Big Three – i tre big di Boston si chiamano Paul Pierce (#34), Kevin Garnett (#5) e Ray Allen (#20). Pierce è a Boston da sempre, ma solo con l’arrivo di Garnett e Allen nel 2008 è riuscito a vincere il suo primo titolo NBA.

Rajon Rondo – è il playmaker titolare dei Celtics. E il motivo per cui oggi, a Boston, si parla di “Big Four”.

Ron Artest – il duro di casa Lakers, e uno dei migliori difensori NBA. Ma anche una delle teste più calde dell’intera Lega. Del 2004 la sua impresa più “famosa”: raggiunse sugli spalti un tifoso che gli aveva tirato addosso un bicchiere di birra e lo riempì di cazzotti. Venne sospeso per tutto l’anno (73 partite più altre 13 di playoff), vedendo così sfumare i 7 milioni di dollari del suo contratto annuale).

Lamar Odom – ovvero Mr. Kardashian, dopo che la bella Khloe (la sorella meno “famosa” di “Al passo con i Kardashian”) ha fatto irruzione nella sua vita e lo ha convinto al matrimonio, la scorsa estate. Non certo l’unica storia da copertina in casa Lakers: Sasha Vujacic, riserva slovena, da qualche tempo fa coppia con Maria Sharapova.

Phil Jackson – L’allenatore dei Lakers è un ex-giocatore (dei New York Knicks) e un ex-hippie. Spirito libero, amante delle filosofie orientali e per questo soprannominato “Coach Zen”. Ha allenato Michael Jordan (a Chicago, 6 titoli NBA vinti), sta allenando Kobe Bryant (a Los Angeles, altri 4 in bacheca). Il totale (10) lo rende l’allenatore più vincente della storia NBA.

Staples Center – la casa dei Lakers, ovvero “the place to be”, il posto dove farsi vedere a Los Angeles per tutta la prossima settimana. A bordocampo, solitamente, sfilano i nomi grossi di Hollywood e dintorni: da Jack Nicholson (tifoso n°1) a Tom Cruise, da Dustin Hoffman a Denzel Washington, da Rihanna a David Beckham. Sugli spalti dello Staples è più importante farsi inquadrare dalle telecamere che tifare per i Lakers, motivo per cui i fan gialloviola vengono spesso definiti “fair weather fans” e accusati di ricordarsi della propria squadra solo quando si vince.

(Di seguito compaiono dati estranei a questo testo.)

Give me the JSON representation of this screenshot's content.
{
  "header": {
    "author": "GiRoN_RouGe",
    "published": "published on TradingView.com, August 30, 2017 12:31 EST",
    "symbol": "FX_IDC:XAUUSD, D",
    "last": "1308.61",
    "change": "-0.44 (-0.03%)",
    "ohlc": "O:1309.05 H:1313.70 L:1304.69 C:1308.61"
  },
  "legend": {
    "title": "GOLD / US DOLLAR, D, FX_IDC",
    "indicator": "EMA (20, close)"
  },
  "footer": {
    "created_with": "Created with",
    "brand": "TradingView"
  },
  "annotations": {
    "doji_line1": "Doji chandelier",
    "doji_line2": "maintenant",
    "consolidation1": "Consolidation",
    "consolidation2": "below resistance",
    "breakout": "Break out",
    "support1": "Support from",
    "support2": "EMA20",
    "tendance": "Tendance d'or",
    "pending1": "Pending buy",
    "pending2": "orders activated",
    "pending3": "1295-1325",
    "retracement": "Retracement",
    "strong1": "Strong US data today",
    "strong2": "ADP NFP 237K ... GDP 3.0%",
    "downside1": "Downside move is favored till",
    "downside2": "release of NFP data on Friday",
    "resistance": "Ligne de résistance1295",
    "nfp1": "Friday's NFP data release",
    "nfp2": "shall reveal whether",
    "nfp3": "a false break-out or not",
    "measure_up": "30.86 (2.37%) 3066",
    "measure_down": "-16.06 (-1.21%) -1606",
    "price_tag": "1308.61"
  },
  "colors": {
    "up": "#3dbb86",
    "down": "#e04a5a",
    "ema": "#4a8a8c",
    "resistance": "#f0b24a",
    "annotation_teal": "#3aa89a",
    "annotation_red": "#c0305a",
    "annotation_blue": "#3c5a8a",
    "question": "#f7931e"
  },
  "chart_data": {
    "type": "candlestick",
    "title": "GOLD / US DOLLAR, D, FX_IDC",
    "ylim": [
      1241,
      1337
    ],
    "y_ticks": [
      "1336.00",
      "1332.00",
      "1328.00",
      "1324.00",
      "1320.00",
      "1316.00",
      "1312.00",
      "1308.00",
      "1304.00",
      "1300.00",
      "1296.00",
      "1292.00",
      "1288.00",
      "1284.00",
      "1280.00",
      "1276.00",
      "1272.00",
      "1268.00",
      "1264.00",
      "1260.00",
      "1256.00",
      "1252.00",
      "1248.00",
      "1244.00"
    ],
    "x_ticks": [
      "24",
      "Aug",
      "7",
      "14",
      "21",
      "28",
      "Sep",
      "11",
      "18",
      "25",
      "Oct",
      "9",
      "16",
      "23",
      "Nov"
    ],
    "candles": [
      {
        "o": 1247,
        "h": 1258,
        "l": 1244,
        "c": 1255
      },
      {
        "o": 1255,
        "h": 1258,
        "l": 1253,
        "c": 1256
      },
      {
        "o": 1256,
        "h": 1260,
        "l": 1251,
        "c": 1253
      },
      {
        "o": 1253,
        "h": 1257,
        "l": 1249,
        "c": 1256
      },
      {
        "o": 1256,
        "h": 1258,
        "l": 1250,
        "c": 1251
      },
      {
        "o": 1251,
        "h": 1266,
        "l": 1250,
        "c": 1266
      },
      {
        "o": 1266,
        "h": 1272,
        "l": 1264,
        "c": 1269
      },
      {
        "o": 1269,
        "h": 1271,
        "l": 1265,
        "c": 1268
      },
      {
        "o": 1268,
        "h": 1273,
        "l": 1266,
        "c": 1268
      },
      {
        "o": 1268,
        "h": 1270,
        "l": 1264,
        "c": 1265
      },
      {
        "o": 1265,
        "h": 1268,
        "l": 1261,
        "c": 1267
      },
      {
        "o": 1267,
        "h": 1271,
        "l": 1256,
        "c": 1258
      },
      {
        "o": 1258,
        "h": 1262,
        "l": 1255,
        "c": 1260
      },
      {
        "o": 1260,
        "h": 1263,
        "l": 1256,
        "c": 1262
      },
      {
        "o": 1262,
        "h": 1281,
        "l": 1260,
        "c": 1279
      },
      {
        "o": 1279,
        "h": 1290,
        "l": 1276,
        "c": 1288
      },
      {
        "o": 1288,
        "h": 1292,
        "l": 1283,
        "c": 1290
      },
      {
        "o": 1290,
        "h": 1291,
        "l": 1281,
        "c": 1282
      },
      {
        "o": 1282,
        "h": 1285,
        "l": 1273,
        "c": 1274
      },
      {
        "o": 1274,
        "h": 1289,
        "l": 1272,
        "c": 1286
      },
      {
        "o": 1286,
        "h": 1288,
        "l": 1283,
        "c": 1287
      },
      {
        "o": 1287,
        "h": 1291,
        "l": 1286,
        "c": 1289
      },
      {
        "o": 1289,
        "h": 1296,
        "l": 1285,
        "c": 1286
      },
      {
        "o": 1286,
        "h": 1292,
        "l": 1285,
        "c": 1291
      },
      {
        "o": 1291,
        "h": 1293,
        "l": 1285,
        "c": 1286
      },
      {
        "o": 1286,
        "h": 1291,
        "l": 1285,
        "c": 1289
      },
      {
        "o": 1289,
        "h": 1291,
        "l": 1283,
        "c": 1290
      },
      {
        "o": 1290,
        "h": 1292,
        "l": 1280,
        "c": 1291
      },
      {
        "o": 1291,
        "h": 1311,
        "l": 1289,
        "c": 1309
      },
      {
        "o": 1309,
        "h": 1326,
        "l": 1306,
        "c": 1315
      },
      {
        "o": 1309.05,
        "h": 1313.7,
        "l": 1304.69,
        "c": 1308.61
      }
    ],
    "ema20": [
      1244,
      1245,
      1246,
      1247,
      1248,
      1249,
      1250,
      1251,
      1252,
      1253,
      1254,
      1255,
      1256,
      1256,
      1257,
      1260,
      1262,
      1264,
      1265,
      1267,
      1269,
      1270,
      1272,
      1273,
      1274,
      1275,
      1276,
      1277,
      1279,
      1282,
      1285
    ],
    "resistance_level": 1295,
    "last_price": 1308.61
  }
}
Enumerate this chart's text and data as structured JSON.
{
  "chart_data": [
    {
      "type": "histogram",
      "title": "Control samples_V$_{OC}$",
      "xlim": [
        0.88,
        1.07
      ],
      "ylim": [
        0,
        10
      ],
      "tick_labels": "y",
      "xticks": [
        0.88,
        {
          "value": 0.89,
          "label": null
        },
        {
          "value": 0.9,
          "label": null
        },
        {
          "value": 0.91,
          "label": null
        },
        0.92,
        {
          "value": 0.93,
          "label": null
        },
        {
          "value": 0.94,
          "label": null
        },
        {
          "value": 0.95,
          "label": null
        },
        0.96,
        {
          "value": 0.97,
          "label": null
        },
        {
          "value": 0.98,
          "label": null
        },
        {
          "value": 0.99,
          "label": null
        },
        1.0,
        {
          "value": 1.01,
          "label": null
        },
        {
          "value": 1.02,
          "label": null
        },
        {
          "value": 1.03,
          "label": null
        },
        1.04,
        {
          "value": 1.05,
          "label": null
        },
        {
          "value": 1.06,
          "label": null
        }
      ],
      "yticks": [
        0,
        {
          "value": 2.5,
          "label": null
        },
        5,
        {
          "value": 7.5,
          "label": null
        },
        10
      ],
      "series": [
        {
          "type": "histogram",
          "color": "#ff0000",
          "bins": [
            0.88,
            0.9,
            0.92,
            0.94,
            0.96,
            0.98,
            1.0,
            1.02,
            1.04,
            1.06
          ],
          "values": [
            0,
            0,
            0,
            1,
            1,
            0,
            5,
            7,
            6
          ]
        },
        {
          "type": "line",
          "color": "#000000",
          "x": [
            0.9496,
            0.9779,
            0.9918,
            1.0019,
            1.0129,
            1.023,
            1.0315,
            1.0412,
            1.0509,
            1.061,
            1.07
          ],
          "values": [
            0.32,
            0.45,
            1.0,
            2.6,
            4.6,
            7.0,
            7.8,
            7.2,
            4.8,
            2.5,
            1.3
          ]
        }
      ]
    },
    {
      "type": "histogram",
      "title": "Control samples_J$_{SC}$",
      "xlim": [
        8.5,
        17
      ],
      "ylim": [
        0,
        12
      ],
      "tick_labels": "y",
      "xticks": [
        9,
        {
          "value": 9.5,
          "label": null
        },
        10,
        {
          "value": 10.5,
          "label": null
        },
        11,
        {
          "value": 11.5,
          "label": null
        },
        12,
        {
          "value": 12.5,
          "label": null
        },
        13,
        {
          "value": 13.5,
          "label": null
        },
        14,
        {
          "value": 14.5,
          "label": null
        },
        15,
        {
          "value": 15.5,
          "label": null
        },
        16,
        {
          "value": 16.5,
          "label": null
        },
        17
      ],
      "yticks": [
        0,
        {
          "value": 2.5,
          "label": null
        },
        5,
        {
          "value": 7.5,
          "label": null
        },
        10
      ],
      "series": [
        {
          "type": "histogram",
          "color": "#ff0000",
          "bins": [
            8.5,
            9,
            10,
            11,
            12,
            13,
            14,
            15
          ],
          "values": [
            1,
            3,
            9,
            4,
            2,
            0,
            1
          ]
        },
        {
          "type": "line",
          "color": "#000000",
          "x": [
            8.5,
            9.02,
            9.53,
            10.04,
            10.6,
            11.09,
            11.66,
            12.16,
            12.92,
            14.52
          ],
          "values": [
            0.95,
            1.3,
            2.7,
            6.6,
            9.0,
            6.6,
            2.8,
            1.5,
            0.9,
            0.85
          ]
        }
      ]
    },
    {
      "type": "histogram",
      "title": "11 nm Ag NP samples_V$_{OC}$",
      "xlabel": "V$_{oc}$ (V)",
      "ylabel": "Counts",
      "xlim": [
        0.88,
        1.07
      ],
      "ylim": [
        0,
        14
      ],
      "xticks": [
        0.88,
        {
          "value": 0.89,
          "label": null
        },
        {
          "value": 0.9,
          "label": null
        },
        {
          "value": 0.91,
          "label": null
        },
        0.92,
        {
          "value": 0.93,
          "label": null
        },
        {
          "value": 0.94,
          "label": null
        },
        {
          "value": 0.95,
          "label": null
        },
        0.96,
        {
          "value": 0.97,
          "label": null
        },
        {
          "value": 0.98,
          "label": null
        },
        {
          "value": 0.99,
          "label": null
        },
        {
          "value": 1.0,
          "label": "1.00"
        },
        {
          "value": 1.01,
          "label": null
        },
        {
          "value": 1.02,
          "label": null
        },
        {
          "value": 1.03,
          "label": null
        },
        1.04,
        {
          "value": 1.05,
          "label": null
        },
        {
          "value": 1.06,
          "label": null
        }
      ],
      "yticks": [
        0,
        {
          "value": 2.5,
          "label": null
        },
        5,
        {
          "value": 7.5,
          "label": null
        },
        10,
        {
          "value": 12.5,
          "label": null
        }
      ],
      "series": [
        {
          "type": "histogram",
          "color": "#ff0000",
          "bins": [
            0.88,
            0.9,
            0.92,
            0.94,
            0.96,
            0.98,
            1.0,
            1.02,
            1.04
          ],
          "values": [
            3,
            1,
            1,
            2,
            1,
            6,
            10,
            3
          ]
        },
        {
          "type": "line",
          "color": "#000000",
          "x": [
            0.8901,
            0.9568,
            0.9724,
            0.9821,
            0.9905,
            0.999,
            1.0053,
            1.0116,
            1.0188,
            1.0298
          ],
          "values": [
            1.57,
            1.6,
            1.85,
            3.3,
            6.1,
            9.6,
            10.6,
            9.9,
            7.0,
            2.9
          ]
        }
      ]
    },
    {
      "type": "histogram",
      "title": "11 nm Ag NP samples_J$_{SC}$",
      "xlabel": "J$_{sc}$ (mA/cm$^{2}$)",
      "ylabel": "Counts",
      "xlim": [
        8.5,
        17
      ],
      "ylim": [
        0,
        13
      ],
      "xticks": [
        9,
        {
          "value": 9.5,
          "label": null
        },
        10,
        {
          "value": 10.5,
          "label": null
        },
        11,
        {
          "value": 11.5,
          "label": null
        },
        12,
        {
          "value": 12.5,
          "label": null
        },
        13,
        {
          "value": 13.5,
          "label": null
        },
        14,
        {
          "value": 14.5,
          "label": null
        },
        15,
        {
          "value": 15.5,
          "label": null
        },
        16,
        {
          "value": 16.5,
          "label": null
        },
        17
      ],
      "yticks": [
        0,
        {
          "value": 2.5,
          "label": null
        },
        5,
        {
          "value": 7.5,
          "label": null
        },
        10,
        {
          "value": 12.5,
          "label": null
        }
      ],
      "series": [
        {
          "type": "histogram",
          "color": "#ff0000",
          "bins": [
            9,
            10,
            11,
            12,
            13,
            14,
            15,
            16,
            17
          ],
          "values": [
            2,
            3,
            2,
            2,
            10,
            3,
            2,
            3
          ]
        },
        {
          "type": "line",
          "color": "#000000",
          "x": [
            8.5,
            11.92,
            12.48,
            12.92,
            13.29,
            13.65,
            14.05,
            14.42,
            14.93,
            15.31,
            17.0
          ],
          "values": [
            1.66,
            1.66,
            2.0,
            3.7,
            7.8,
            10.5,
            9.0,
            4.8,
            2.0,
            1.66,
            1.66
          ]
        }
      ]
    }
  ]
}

TD Garden – Una volta era semplicemente il Boston Garden, forse il posto più affascinante dove giocare a basket nella NBA. Quel Garden oggi non c’è più, fisicamente e metaforicamente. Al suo posto un altro Garden, con lo stesso nome (o quasi, perché quel TD – della banca che paga per il “naming” – cambia tutto) e con lo stesso parquet incrociato (o quasi, perché se ne sono andate quelle zone “morte” dove il pallone non rimbalzava che soltanto Larry Bird e compagni conoscevano a memoria). L’atmosfera, però, rimane caldissima: VIP praticamente assenti (al massimo Mark Wahlberg…) ma 19.000 che urlano a squarciagola il coro preferito: “Beat L.A., beat L.A.”.

Maglie – La regola NBA vuole che la squadra di casa giochi in chiaro (in bianco i Celtics, in giallo i Lakers), quella in trasferta con la maglia colorata (verde per Boston, viola per L.A.). Se poi vi capiterà di guardare in TV gara-2, in calendario domenica 6 giugno allo Staples Center di L.A., vedrete i Lakers indossare una divisa più bianca del bucato. Motivo? Si chiama “alternate uniform”, la maglia alternativa, frutto di una pensata di quelli del marketing losangelino che, qualche stagione fa, decisero che le partite interne domenicali andassero santificate con una nuova divisa, bianca invece che giallo(viola). Boom di vendite, vagonate di dollari nelle casse della squadra e oggi non c’è tifoso dei Lakers che non abbia in armadio la 24 bianca di Kobe Bryant appesa di fianco al 32 gialloviola che fu di Magic Johnson.